What's it worth?
Our intrepid search for new material, useful for our Members sometimes takes us to strange places. Recently, I encountered the following article on www.msnbc.msn.com:
Man writes cheque on 2-ply toilet paper updated 10:52 a.m. ET March 28, 2008 BINGHAMTON, N.Y. - An upstate New York man embroiled in a dispute over his water bill is not being allowed to pay off his debt with a check written on toilet paper. Ron Borgna tried to settle his $2,509.66 bill with a check written on floral print, two-ply toilet paper Wednesday.
The disagreement began in September 2006 when Borgna received a $422.90 water bill. Borgna claims he was overbilled. With additional charges, penalties and late fees that bill has grown.
Binghamton city officials refused to accept the check.

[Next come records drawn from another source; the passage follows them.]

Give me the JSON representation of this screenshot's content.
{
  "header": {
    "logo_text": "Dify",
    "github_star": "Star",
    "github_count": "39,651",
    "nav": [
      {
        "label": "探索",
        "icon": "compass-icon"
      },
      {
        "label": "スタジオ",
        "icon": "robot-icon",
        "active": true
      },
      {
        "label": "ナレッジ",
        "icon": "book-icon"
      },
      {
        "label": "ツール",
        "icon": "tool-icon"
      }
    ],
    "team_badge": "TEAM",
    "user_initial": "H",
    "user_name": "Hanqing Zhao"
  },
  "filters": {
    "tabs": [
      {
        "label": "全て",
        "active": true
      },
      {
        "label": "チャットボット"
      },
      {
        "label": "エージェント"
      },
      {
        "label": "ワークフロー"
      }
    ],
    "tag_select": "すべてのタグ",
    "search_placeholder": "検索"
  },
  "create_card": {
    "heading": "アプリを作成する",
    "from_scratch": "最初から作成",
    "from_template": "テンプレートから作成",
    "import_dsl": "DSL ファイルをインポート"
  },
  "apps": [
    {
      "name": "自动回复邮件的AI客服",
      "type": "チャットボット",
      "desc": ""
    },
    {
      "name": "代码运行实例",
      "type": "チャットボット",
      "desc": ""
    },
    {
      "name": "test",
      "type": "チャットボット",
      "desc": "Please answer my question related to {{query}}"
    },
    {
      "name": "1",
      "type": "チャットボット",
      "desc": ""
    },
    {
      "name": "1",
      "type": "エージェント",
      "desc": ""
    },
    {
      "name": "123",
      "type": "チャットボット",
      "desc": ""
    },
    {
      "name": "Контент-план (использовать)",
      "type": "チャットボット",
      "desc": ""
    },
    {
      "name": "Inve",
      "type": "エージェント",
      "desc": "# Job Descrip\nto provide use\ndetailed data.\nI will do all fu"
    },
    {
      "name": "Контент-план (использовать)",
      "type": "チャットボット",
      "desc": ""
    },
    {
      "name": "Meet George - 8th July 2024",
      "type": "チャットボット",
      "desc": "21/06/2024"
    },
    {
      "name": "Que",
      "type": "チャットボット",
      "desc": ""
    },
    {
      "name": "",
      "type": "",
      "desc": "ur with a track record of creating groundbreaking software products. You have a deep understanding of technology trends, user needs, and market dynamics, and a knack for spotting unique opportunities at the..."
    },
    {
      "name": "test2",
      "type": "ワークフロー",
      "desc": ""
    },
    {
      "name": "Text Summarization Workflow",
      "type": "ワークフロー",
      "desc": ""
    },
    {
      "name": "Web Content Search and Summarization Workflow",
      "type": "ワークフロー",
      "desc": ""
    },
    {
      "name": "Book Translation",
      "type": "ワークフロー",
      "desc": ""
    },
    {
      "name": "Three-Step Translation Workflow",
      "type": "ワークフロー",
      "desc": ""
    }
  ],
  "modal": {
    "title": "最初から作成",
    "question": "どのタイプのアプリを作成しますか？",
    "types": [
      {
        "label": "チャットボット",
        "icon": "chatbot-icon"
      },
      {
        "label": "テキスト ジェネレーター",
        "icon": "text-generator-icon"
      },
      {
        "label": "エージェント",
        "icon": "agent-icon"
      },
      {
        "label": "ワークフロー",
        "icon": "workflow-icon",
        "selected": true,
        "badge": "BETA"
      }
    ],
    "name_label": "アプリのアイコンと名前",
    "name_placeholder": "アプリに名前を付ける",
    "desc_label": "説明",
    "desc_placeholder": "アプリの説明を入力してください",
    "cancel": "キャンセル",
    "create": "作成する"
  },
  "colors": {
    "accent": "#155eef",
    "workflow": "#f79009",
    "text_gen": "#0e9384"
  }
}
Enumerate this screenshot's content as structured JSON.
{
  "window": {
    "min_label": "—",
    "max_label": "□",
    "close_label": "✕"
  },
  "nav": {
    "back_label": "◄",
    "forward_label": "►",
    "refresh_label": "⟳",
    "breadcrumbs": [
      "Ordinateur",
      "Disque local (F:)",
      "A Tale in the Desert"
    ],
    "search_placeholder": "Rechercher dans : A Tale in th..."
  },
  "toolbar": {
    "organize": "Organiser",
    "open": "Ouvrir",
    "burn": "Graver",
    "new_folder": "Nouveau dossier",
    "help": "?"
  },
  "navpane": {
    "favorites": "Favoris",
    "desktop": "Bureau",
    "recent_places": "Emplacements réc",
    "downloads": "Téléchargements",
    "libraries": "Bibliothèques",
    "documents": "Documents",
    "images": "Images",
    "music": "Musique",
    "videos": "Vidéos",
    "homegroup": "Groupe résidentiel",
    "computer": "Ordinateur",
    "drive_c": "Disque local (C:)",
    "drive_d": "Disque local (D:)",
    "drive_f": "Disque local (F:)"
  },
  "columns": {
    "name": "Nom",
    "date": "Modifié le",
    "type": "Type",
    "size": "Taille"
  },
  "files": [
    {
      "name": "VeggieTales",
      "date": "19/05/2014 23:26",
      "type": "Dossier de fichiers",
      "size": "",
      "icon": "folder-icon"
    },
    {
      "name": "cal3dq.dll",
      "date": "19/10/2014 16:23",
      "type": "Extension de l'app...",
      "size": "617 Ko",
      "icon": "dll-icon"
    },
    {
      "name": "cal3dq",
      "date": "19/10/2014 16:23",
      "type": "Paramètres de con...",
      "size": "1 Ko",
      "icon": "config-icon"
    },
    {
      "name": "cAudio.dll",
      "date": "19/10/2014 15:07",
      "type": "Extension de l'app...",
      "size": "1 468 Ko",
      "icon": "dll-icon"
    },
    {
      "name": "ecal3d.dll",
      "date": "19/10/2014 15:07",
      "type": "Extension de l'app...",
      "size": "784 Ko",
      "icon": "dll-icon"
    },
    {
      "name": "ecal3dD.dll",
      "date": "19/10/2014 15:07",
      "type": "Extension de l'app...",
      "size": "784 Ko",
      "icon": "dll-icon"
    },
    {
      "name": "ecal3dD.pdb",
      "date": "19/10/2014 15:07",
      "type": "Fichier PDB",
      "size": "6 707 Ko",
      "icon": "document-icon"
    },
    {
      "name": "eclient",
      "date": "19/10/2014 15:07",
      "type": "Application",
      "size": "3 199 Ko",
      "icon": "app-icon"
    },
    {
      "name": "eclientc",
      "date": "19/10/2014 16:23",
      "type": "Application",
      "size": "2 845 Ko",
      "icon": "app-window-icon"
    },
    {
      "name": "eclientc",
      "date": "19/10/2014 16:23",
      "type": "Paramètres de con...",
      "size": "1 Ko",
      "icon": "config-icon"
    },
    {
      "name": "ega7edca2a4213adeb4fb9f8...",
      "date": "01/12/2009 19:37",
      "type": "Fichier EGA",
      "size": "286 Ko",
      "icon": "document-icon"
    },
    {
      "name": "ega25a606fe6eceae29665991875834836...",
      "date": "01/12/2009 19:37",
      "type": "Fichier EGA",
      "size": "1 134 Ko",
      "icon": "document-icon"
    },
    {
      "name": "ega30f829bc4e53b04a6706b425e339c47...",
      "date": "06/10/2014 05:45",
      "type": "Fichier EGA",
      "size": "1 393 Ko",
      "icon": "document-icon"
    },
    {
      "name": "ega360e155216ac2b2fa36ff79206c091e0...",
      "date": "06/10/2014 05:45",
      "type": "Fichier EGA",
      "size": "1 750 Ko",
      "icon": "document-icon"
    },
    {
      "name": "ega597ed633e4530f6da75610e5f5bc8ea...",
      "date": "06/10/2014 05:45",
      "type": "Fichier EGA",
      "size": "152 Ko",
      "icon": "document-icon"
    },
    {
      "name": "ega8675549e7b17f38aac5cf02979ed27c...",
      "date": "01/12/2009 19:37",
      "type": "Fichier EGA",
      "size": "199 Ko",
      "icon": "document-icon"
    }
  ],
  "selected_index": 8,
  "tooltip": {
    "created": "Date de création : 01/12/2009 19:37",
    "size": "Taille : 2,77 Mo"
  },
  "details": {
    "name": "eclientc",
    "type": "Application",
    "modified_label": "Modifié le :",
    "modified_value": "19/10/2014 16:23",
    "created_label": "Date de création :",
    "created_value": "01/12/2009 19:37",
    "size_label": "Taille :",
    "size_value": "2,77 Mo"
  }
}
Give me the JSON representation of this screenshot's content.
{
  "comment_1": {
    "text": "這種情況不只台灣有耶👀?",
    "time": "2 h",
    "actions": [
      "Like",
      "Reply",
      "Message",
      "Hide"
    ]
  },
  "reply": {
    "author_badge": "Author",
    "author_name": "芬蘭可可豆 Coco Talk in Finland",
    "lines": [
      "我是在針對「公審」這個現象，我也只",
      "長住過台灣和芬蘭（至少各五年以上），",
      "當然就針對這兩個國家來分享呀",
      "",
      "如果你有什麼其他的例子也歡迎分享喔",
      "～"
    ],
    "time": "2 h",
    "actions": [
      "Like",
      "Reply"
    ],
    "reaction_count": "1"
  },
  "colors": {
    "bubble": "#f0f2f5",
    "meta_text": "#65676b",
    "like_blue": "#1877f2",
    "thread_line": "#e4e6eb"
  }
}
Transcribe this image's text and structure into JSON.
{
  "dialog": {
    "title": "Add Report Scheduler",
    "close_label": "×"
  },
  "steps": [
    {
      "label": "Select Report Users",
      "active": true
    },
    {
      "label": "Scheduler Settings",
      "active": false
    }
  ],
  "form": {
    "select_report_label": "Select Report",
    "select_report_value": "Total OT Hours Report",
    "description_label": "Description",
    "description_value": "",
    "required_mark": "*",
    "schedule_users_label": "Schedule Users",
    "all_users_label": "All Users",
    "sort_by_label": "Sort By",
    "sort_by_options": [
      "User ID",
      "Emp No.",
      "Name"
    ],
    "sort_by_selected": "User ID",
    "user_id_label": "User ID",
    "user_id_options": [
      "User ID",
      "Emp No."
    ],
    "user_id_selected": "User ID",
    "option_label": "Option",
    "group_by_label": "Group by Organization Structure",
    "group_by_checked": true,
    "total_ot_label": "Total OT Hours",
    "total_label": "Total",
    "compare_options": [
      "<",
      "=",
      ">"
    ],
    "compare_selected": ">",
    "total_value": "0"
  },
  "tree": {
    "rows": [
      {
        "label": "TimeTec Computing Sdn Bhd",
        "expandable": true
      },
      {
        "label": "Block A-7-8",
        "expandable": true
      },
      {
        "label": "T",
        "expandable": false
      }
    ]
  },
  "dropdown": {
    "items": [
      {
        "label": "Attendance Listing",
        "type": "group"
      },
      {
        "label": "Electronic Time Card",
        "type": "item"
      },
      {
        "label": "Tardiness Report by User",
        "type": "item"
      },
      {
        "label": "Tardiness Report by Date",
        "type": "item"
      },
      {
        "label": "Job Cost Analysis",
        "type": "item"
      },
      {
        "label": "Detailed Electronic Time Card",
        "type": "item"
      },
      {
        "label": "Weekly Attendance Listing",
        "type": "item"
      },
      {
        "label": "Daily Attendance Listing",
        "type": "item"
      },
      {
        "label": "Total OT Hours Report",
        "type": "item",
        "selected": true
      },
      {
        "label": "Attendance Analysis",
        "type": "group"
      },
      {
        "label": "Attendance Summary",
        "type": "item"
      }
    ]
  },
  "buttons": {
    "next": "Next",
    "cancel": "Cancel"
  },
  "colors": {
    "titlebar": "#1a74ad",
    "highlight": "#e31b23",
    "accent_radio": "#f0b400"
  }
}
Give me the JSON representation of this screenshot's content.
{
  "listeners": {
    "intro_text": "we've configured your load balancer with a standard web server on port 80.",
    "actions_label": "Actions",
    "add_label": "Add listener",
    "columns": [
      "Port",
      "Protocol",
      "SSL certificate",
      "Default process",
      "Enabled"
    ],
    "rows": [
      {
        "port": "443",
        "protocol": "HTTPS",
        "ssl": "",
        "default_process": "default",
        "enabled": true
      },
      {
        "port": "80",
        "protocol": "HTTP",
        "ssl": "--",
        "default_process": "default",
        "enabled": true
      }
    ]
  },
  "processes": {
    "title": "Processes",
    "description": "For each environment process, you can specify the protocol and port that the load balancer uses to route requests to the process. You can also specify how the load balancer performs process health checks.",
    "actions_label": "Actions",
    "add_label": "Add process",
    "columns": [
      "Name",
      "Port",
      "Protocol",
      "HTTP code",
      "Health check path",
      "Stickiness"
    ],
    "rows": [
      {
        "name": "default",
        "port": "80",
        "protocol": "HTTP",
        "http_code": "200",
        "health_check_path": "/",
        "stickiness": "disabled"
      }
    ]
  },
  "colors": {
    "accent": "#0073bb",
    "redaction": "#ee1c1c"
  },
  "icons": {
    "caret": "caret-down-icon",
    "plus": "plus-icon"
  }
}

After a short argument, Borgna was escorted out of the building.
Ignoring, for a moment, the fact that this section of the MSN website appears to specialise in the more...er...eccentric examples of life in the US, it did strike me again that clearly there are times when the mere act of committing something to paper does not create something that is valid, which has a value in and of itself.
Historically, many IFAs have been guilty of creating 'suitability letters' which have been crammed full of back-protecting, compliance-driven, computer-generated, generic bumphff. Perhaps the whole regulatory culture has driven this approach, but my guess is that often the largest proportion of our written recommendations has little direct relevance to the client's circumstances and objectives. Perhaps, in the kind of topsy-turvy world driven by regulators, we have begun to think like them - that the real measure of 'value' is in the thickness of the pile of paper that plops ominously onto the client's doormat?
In a previous incarnation, I used to while away many hours helping clients decipher the voluminous reports generated by systems such as Prestwood, which had been delivered to them, without comment or input by the IFAs using the system. Somehow, I always felt guilty about charging a fee for my interpretative service, when the poor client had already shelled out £1,500 for something that might as well have been written in classic 7th century Mongolian script. What, I used to wonder, did the IFA think he or she had actually done for the client?
Surely, the real value was in that subsequent conversation?